Keine Luft ist so dicke, kein Volk so dumm, kein Ort so unberühmt, daß nicht zuweilen ein großer Mann daraus hervorgehen sollte, sagt Juvenal. Pindarus und Epaminondas wurden in Böotien geboren, Aristoteles zu Stagira, Cicero zu Arpinum, Virgil im Dörfchen Andes bei Mantua, Albertus Magnus zu Lauingen, Martin Luther zu Eisleben, Sixtus V. im Dorfe Montalto in der Mark Ancona, und einer der besten Könige, die jemals gewesen sind, zu Pau in Bearn.
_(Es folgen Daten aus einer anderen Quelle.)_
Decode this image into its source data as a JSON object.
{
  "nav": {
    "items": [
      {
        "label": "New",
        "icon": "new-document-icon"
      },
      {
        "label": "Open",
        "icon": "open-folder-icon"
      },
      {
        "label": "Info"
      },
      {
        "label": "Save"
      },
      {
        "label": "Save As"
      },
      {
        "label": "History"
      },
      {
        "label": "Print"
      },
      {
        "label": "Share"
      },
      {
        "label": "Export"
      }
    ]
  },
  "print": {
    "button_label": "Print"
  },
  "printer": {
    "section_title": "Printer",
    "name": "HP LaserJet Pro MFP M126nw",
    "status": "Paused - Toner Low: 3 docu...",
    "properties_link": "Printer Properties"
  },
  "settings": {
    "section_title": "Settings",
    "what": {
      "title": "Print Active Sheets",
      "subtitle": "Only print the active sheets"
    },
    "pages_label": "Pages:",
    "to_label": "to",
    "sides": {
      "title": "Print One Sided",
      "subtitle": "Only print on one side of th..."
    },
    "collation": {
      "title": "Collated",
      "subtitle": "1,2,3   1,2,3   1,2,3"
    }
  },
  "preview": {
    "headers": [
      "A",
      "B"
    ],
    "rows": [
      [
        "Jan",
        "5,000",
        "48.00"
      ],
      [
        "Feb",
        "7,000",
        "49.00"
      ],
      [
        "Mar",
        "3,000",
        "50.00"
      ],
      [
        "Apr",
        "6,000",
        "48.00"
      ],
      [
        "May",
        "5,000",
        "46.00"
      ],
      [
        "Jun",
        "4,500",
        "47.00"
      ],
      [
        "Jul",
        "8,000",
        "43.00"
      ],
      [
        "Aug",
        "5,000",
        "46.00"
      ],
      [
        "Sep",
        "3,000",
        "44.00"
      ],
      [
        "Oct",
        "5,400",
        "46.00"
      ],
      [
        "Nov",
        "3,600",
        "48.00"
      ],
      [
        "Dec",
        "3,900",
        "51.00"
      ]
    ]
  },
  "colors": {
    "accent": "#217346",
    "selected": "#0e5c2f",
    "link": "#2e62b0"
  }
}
Was Wunder, wenn auch Abdera, zufälliger Weise, die Ehre hatte, daß der größte Naturforscher des Altertums, Demokritus, in ihren Mauern das Leben empfing!
Ich sehe nicht, wie ein Ort sich eines solchen Umstandes bedienen kann, um Ansprüche an den Ruhm eines großen Mannes zu machen.